One example of a product that’s bringing fast-casual up to speed is the Curbside To-Go camera solution from Long Range Systems. Fast-casuals and full-serves that offer curbside to-go service previously had to have one team member dedicated to watching camera footage of parking spaces designated for patrons waiting to receive their food. Now, with the Long Range Systems product, that kind of tedious monitoring can be eliminated with a pager system that alerts employees when a curbside delivery needs to be made. The system can also record data to show how long it took for a curbside customer to be greeted, allowing fast-casuals and full-serves to keep the kind of statistics quick-serves have relied on for years to analyze and speed their drive-thru operations.
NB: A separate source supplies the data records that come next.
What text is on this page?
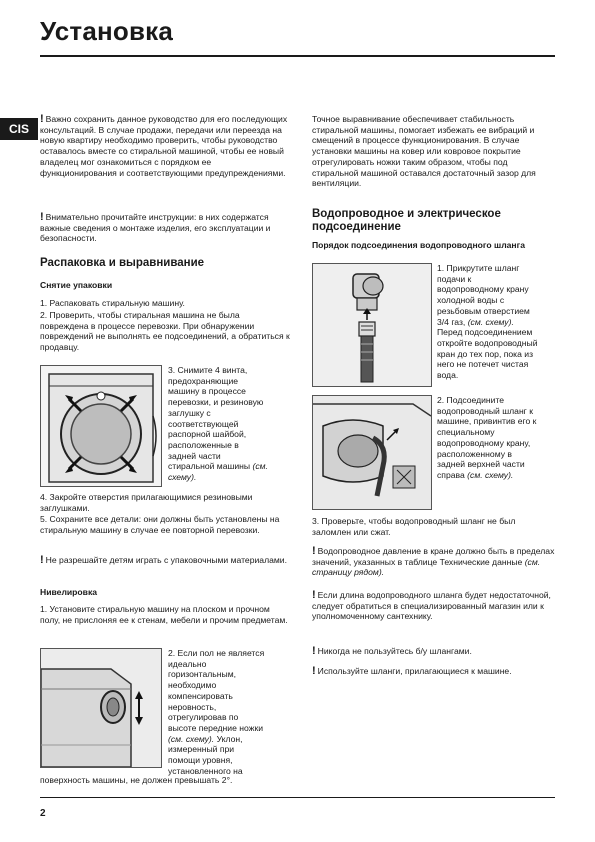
Установка
CIS

! Важно сохранить данное руководство для его последующих консультаций. В случае продажи, передачи или переезда на новую квартиру необходимо проверить, чтобы руководство оставалось вместе со стиральной машиной, чтобы ее новый владелец мог ознакомиться с порядком ее функционирования и соответствующими предупреждениями.

! Внимательно прочитайте инструкции: в них содержатся важные сведения о монтаже изделия, его эксплуатации и безопасности.

Распаковка и выравнивание
Снятие упаковки
1. Распаковать стиральную машину.
2. Проверить, чтобы стиральная машина не была повреждена в процессе перевозки. При обнаружении повреждений не выполнять ее подсоединений, а обратиться к продавцу.
3. Снимите 4 винта,
предохраняющие
машину в процессе
перевозки, и резиновую
заглушку с
соответствующей
распорной шайбой,
расположенные в
задней части
стиральной машины (см. схему).
4. Закройте отверстия прилагающимися резиновыми заглушками.
5. Сохраните все детали: они должны быть установлены на стиральную машину в случае ее повторной перевозки.

! Не разрешайте детям играть с упаковочными материалами.

Нивелировка
1. Установите стиральную машину на плоском и прочном полу, не прислоняя ее к стенам, мебели и прочим предметам.
2. Если пол не является
идеально
горизонтальным,
необходимо
компенсировать
неровность,
отрегулировав по
высоте передние ножки
(см. схему). Уклон,
измеренный при
помощи уровня,
установленного на
поверхность машины, не должен превышать 2°.
Точное выравнивание обеспечивает стабильность стиральной машины, помогает избежать ее вибраций и смещений в процессе функционирования. В случае установки машины на ковер или ковровое покрытие отрегулировать ножки таким образом, чтобы под стиральной машиной оставался достаточный зазор для вентиляции.
Водопроводное и электрическое подсоединение
Порядок подсоединения водопроводного шланга
1. Прикрутите шланг
подачи к
водопроводному крану
холодной воды с
резьбовым отверстием
3/4 газ, (см. схему).
Перед подсоединением
откройте водопроводный
кран до тех пор, пока из
него не потечет чистая
вода.
2. Подсоедините
водопроводный шланг к
машине, привинтив его к
специальному
водопроводному крану,
расположенному в
задней верхней части
справа (см. схему).
3. Проверьте, чтобы водопроводный шланг не был заломлен или сжат.

! Водопроводное давление в кране должно быть в пределах значений, указанных в таблице Технические данные (см. страницу рядом).

! Если длина водопроводного шланга будет недостаточной, следует обратиться в специализированный магазин или к уполномоченному сантехнику.

! Никогда не пользуйтесь б/у шлангами.

! Используйте шланги, прилагающиеся к машине.

2
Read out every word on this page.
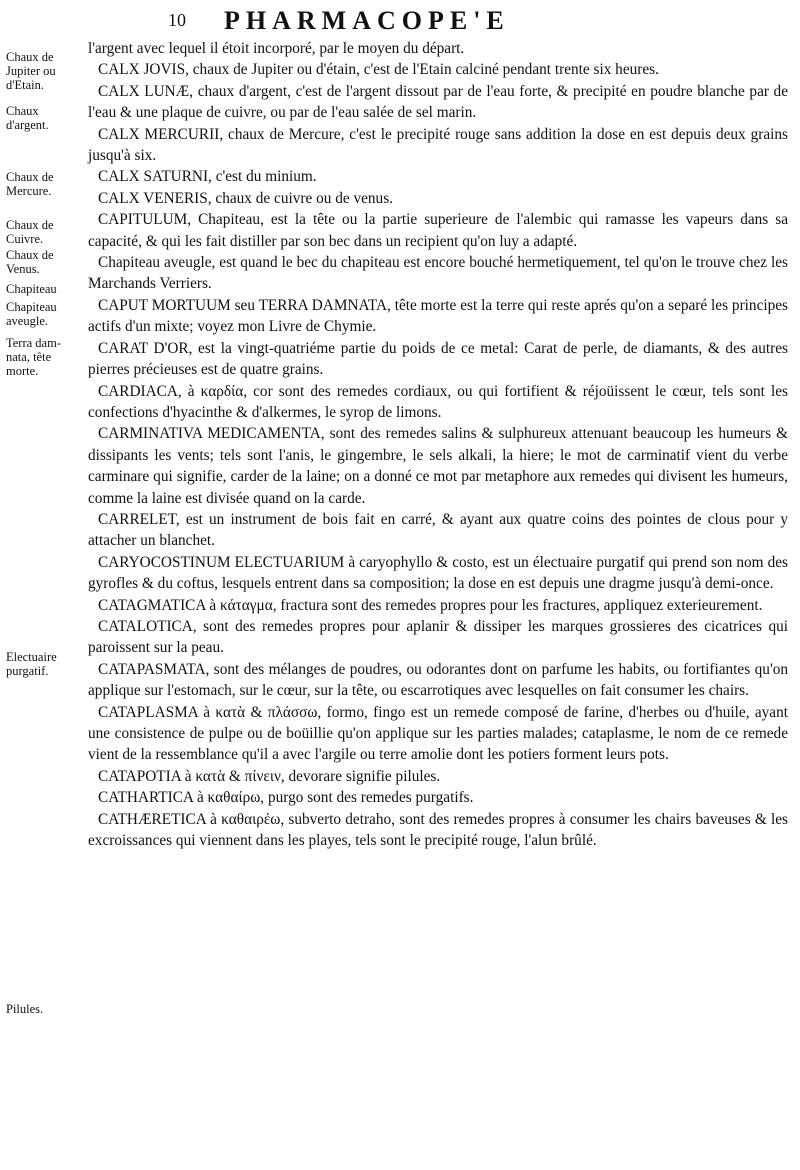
10 PHARMACOPE'E
Chaux de Jupiter ou d'Etain.
Chaux d'argent.
Chaux de Mercure.
Chaux de Cuivre.
Chaux de Venus.
Chapiteau
Chapiteau aveugle.
Terra dam-nata, tête morte.
Electuaire purgatif.
Pilules.

l'argent avec lequel il étoit incorporé, par le moyen du départ.

CALX JOVIS, chaux de Jupiter ou d'étain, c'est de l'Etain calciné pendant trente six heures.

CALX LUNÆ, chaux d'argent, c'est de l'argent dissout par de l'eau forte, & precipité en poudre blanche par de l'eau & une plaque de cuivre, ou par de l'eau salée de sel marin.

CALX MERCURII, chaux de Mercure, c'est le precipité rouge sans addition la dose en est depuis deux grains jusqu'à six.

CALX SATURNI, c'est du minium.

CALX VENERIS, chaux de cuivre ou de venus.

CAPITULUM, Chapiteau, est la tête ou la partie superieure de l'alembic qui ramasse les vapeurs dans sa capacité, & qui les fait distiller par son bec dans un recipient qu'on luy a adapté.

Chapiteau aveugle, est quand le bec du chapiteau est encore bouché hermetiquement, tel qu'on le trouve chez les Marchands Verriers.

CAPUT MORTUUM seu TERRA DAMNATA, tête morte est la terre qui reste aprés qu'on a separé les principes actifs d'un mixte; voyez mon Livre de Chymie.

CARAT D'OR, est la vingt-quatriéme partie du poids de ce metal: Carat de perle, de diamants, & des autres pierres précieuses est de quatre grains.

CARDIACA, à καρδία, cor sont des remedes cordiaux, ou qui fortifient & réjoüissent le cœur, tels sont les confections d'hyacinthe & d'alkermes, le syrop de limons.

CARMINATIVA MEDICAMENTA, sont des remedes salins & sulphureux attenuant beaucoup les humeurs & dissipants les vents; tels sont l'anis, le gingembre, le sels alkali, la hiere; le mot de carminatif vient du verbe carminare qui signifie, carder de la laine; on a donné ce mot par metaphore aux remedes qui divisent les humeurs, comme la laine est divisée quand on la carde.

CARRELET, est un instrument de bois fait en carré, & ayant aux quatre coins des pointes de clous pour y attacher un blanchet.

CARYOCOSTINUM ELECTUARIUM à caryophyllo & costo, est un électuaire purgatif qui prend son nom des gyrofles & du coftus, lesquels entrent dans sa composition; la dose en est depuis une dragme jusqu'à demi-once.

CATAGMATICA à κάταγμα, fractura sont des remedes propres pour les fractures, appliquez exterieurement.

CATALOTICA, sont des remedes propres pour aplanir & dissiper les marques grossieres des cicatrices qui paroissent sur la peau.

CATAPASMATA, sont des mélanges de poudres, ou odorantes dont on parfume les habits, ou fortifiantes qu'on applique sur l'estomach, sur le cœur, sur la tête, ou escarrotiques avec lesquelles on fait consumer les chairs.

CATAPLASMA à κατὰ & πλάσσω, formo, fingo est un remede composé de farine, d'herbes ou d'huile, ayant une consistence de pulpe ou de boüillie qu'on applique sur les parties malades; cataplasme, le nom de ce remede vient de la ressemblance qu'il a avec l'argile ou terre amolie dont les potiers forment leurs pots.

CATAPOTIA à κατὰ & πίνειν, devorare signifie pilules.

CATHARTICA à καθαίρω, purgo sont des remedes purgatifs.

CATHÆRETICA à καθαιρέω, subverto detraho, sont des remedes propres à consumer les chairs baveuses & les excroissances qui viennent dans les playes, tels sont le precipité rouge, l'alun brûlé.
Another product from Long Range Systems is allowing fast-casuals to function more like full-service restaurants. The company now offers a product that allows fast-casuals to easily offer patrons table service without tying up a lot of their labor. Patrons are simply given a card that works in conjunction with a table locator system. After ordering, they take the card back to their table and insert it into a slot in a small reader placed on the table. The reader then sends information back to a central computer, which tells fast-casual employees where to bring an order when it is filled–eliminating the need for patrons to retreive their own orders from the counter.

“One waiter or waitress can serve the whole restaurant almost as good as at a full-service restaurant,” says Ken Lovegreen, president of Long Range Systems.

Look for the lines to continue to disappear as more technology advances allow fast-casuals and full-serves to pick up the pace.